No cabe duda de que, en todo el entorno, lo dominicano domina lo colonial y hace
olvidar las violencias de la Conquista. Uno puede diluirse en el hechizo de la urbana acogida, pero no se librará de algunos ruidos ambientales que generan los vehículos. Pero esos ruidos no son ensordecedores ni perturban la paz. Lo que si la refuerza es el letrero que ha montado la Junta de Vecinos donde se advierte cuáles son las virtudes que deben primar en el vecindario: honradez, integridad, honestidad, solidaridad, humildad, esfuerzo, amistad, gratitud. Los vecinos imponen su orden moral para que ningún lerdo homo sapiens venga a descomponerle su virtuosa humildad.

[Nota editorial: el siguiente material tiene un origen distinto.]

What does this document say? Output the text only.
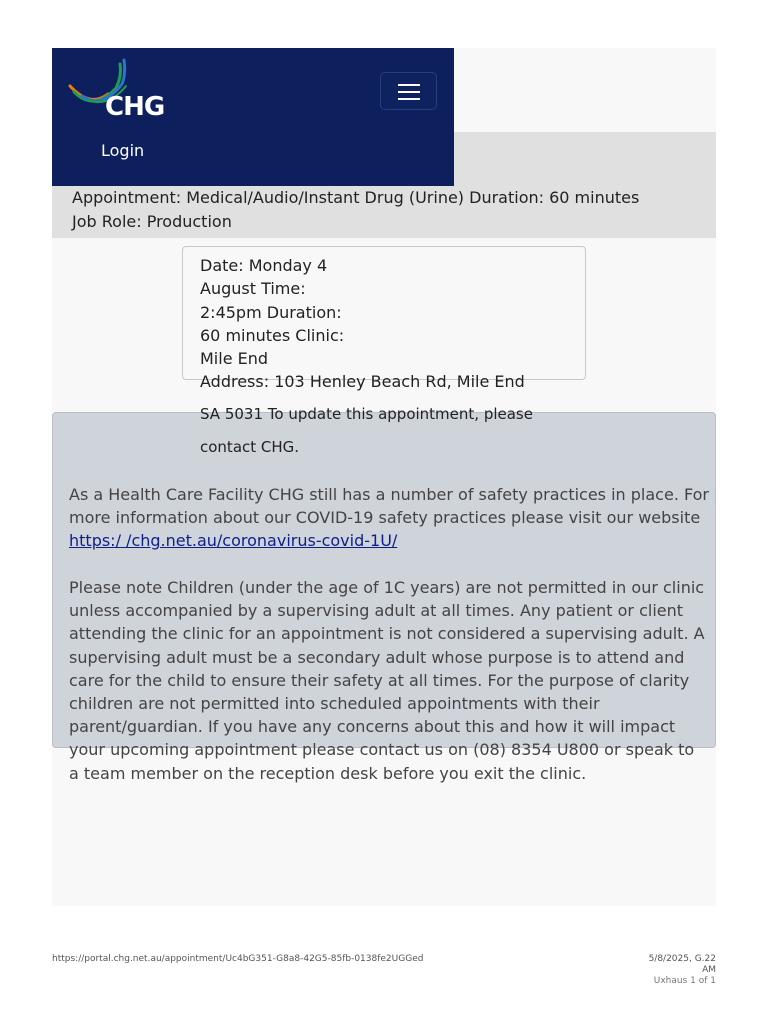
CHG
Login
Appointment: Medical/Audio/Instant Drug (Urine) Duration: 60 minutes
Job Role: Production
Date: Monday 4
August Time:
2:45pm Duration:
60 minutes Clinic:
Mile End
Address: 103 Henley Beach Rd, Mile End
SA 5031 To update this appointment, please
contact CHG.
As a Health Care Facility CHG still has a number of safety practices in place. For more information about our COVID-19 safety practices please visit our website https:/ /chg.net.au/coronavirus-covid-1U/
Please note Children (under the age of 1C years) are not permitted in our clinic unless accompanied by a supervising adult at all times. Any patient or client attending the clinic for an appointment is not considered a supervising adult. A supervising adult must be a secondary adult whose purpose is to attend and care for the child to ensure their safety at all times. For the purpose of clarity children are not permitted into scheduled appointments with their parent/guardian. If you have any concerns about this and how it will impact your upcoming appointment please contact us on (08) 8354 U800 or speak to a team member on the reception desk before you exit the clinic.
https://portal.chg.net.au/appointment/Uc4bG351-G8a8-42G5-85fb-0138fe2UGGed	5/8/2025, G.22
AM
Uxhaus 1 of 1
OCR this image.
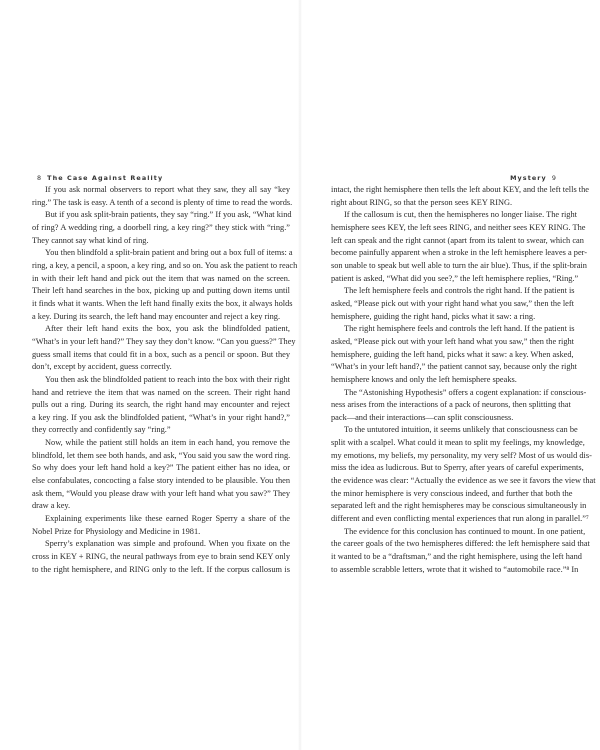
8 The Case Against Reality
If you ask normal observers to report what they saw, they all say “key
ring.” The task is easy. A tenth of a second is plenty of time to read the words.
But if you ask split-brain patients, they say “ring.” If you ask, “What kind
of ring? A wedding ring, a doorbell ring, a key ring?” they stick with “ring.”
They cannot say what kind of ring.
You then blindfold a split-brain patient and bring out a box full of items: a
ring, a key, a pencil, a spoon, a key ring, and so on. You ask the patient to reach
in with their left hand and pick out the item that was named on the screen.
Their left hand searches in the box, picking up and putting down items until
it finds what it wants. When the left hand finally exits the box, it always holds
a key. During its search, the left hand may encounter and reject a key ring.
After their left hand exits the box, you ask the blindfolded patient,
“What’s in your left hand?” They say they don’t know. “Can you guess?” They
guess small items that could fit in a box, such as a pencil or spoon. But they
don’t, except by accident, guess correctly.
You then ask the blindfolded patient to reach into the box with their right
hand and retrieve the item that was named on the screen. Their right hand
pulls out a ring. During its search, the right hand may encounter and reject
a key ring. If you ask the blindfolded patient, “What’s in your right hand?,”
they correctly and confidently say “ring.”
Now, while the patient still holds an item in each hand, you remove the
blindfold, let them see both hands, and ask, “You said you saw the word ring.
So why does your left hand hold a key?” The patient either has no idea, or
else confabulates, concocting a false story intended to be plausible. You then
ask them, “Would you please draw with your left hand what you saw?” They
draw a key.
Explaining experiments like these earned Roger Sperry a share of the
Nobel Prize for Physiology and Medicine in 1981.
Sperry’s explanation was simple and profound. When you fixate on the
cross in KEY + RING, the neural pathways from eye to brain send KEY only
to the right hemisphere, and RING only to the left. If the corpus callosum is
Mystery 9
intact, the right hemisphere then tells the left about KEY, and the left tells the
right about RING, so that the person sees KEY RING.
If the callosum is cut, then the hemispheres no longer liaise. The right
hemisphere sees KEY, the left sees RING, and neither sees KEY RING. The
left can speak and the right cannot (apart from its talent to swear, which can
become painfully apparent when a stroke in the left hemisphere leaves a per-
son unable to speak but well able to turn the air blue). Thus, if the split-brain
patient is asked, “What did you see?,” the left hemisphere replies, “Ring.”
The left hemisphere feels and controls the right hand. If the patient is
asked, “Please pick out with your right hand what you saw,” then the left
hemisphere, guiding the right hand, picks what it saw: a ring.
The right hemisphere feels and controls the left hand. If the patient is
asked, “Please pick out with your left hand what you saw,” then the right
hemisphere, guiding the left hand, picks what it saw: a key. When asked,
“What’s in your left hand?,” the patient cannot say, because only the right
hemisphere knows and only the left hemisphere speaks.
The “Astonishing Hypothesis” offers a cogent explanation: if conscious-
ness arises from the interactions of a pack of neurons, then splitting that
pack—and their interactions—can split consciousness.
To the untutored intuition, it seems unlikely that consciousness can be
split with a scalpel. What could it mean to split my feelings, my knowledge,
my emotions, my beliefs, my personality, my very self? Most of us would dis-
miss the idea as ludicrous. But to Sperry, after years of careful experiments,
the evidence was clear: “Actually the evidence as we see it favors the view that
the minor hemisphere is very conscious indeed, and further that both the
separated left and the right hemispheres may be conscious simultaneously in
different and even conflicting mental experiences that run along in parallel.”⁷
The evidence for this conclusion has continued to mount. In one patient,
the career goals of the two hemispheres differed: the left hemisphere said that
it wanted to be a “draftsman,” and the right hemisphere, using the left hand
to assemble scrabble letters, wrote that it wished to “automobile race.”⁸ In
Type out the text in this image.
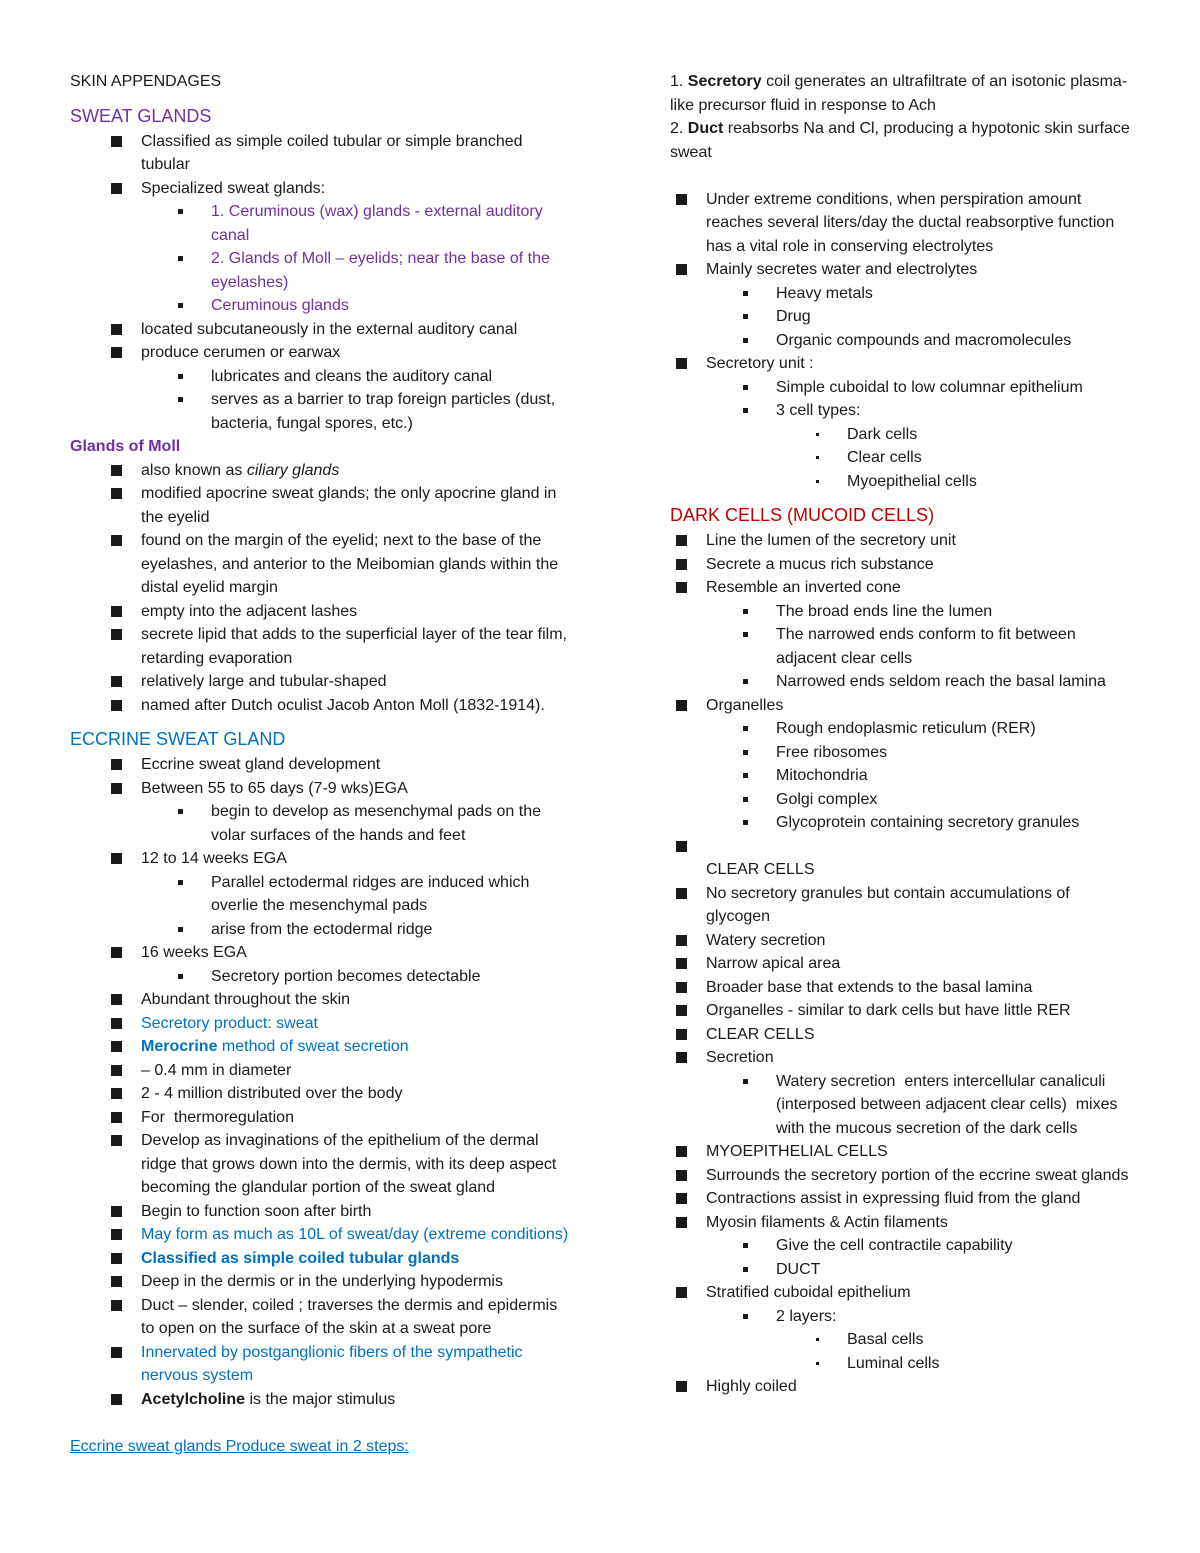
SKIN APPENDAGES
SWEAT GLANDS
Classified as simple coiled tubular or simple branched tubular
Specialized sweat glands:
1. Ceruminous (wax) glands - external auditory canal
2. Glands of Moll – eyelids; near the base of the eyelashes)
Ceruminous glands
located subcutaneously in the external auditory canal
produce cerumen or earwax
lubricates and cleans the auditory canal
serves as a barrier to trap foreign particles (dust, bacteria, fungal spores, etc.)
Glands of Moll
also known as ciliary glands
modified apocrine sweat glands; the only apocrine gland in the eyelid
found on the margin of the eyelid; next to the base of the eyelashes, and anterior to the Meibomian glands within the distal eyelid margin
empty into the adjacent lashes
secrete lipid that adds to the superficial layer of the tear film, retarding evaporation
relatively large and tubular-shaped
named after Dutch oculist Jacob Anton Moll (1832-1914).
ECCRINE SWEAT GLAND
Eccrine sweat gland development
Between 55 to 65 days (7-9 wks)EGA
begin to develop as mesenchymal pads on the volar surfaces of the hands and feet
12 to 14 weeks EGA
Parallel ectodermal ridges are induced which overlie the mesenchymal pads
arise from the ectodermal ridge
16 weeks EGA
Secretory portion becomes detectable
Abundant throughout the skin
Secretory product: sweat
Merocrine method of sweat secretion
– 0.4 mm in diameter
2 - 4 million distributed over the body
For  thermoregulation
Develop as invaginations of the epithelium of the dermal ridge that grows down into the dermis, with its deep aspect becoming the glandular portion of the sweat gland
Begin to function soon after birth
May form as much as 10L of sweat/day (extreme conditions)
Classified as simple coiled tubular glands
Deep in the dermis or in the underlying hypodermis
Duct – slender, coiled ; traverses the dermis and epidermis to open on the surface of the skin at a sweat pore
Innervated by postganglionic fibers of the sympathetic nervous system
Acetylcholine is the major stimulus
Eccrine sweat glands Produce sweat in 2 steps:
1. Secretory coil generates an ultrafiltrate of an isotonic plasma-like precursor fluid in response to Ach
2. Duct reabsorbs Na and Cl, producing a hypotonic skin surface sweat
Under extreme conditions, when perspiration amount reaches several liters/day the ductal reabsorptive function has a vital role in conserving electrolytes
Mainly secretes water and electrolytes
Heavy metals
Drug
Organic compounds and macromolecules
Secretory unit :
Simple cuboidal to low columnar epithelium
3 cell types:
Dark cells
Clear cells
Myoepithelial cells
DARK CELLS (MUCOID CELLS)
Line the lumen of the secretory unit
Secrete a mucus rich substance
Resemble an inverted cone
The broad ends line the lumen
The narrowed ends conform to fit between adjacent clear cells
Narrowed ends seldom reach the basal lamina
Organelles
Rough endoplasmic reticulum (RER)
Free ribosomes
Mitochondria
Golgi complex
Glycoprotein containing secretory granules
CLEAR CELLS
No secretory granules but contain accumulations of glycogen
Watery secretion
Narrow apical area
Broader base that extends to the basal lamina
Organelles - similar to dark cells but have little RER
CLEAR CELLS
Secretion
Watery secretion  enters intercellular canaliculi (interposed between adjacent clear cells)  mixes with the mucous secretion of the dark cells
MYOEPITHELIAL CELLS
Surrounds the secretory portion of the eccrine sweat glands
Contractions assist in expressing fluid from the gland
Myosin filaments & Actin filaments
Give the cell contractile capability
DUCT
Stratified cuboidal epithelium
2 layers:
Basal cells
Luminal cells
Highly coiled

Sin embargo, el barrio enciende endemoniadas llamaradas una vez al
año con su celebración del Festival de San Miguel Arcángel. Los festejos se
desbordan en ríos de alcohol y cerveza, además de un tropel de música popular y
la algarabía incontenible de los contertulios. Es vox populi que allí se da
cita un menjurje de personajes que, si no fuera por el ambiente festivo, no
compaginaran y podrían tornarse violentos. El desparpajo del día anterior se
puede notar al día siguiente en la montaña de basura de todo tipo (botellas,
plásticos, envases descartables, etc.) que desluce la limpieza y el orden del
Parque. La Junta de Vecinos, por suerte, se ocupa de que la limpieza vuelva a
imperar rápidamente y solo ese día se sueltan los demonios.
En este redil de ensueño, caracterizado por una placidez ejemplar,
se podrá retozar con las rendijas del alma durante todo el transcurso del año.
Nadie perturba con salvajes engaños la bonhomía que destilan los lugareños y
que torna apacible el lugar. Los sagrados componentes del entorno (arboleda,
iglesia, palomas, colmado, brisa apacible y suave, bancos de hierro, etc.)
conforman una constelación de mansedumbre terrenal que no se encontrará en
Santa Bárbara, San Antón o ningún otro barrio del Centro Histórico. Si a eso
añadieran un concurso periódico de bachata durante la bien iluminada noche de
los sábados, cualquier mortal podrá deleitar su espíritu visitándolo y estar
seguro de que no sufrirá ningún desencanto.
Definitivamente, el lugar no es apropiado para los orcopolitas y
pretensiosos. Personajes tan escandalosos y desagradables no coligan con él.
Que busquen otro sitio donde propalar sus desventuras.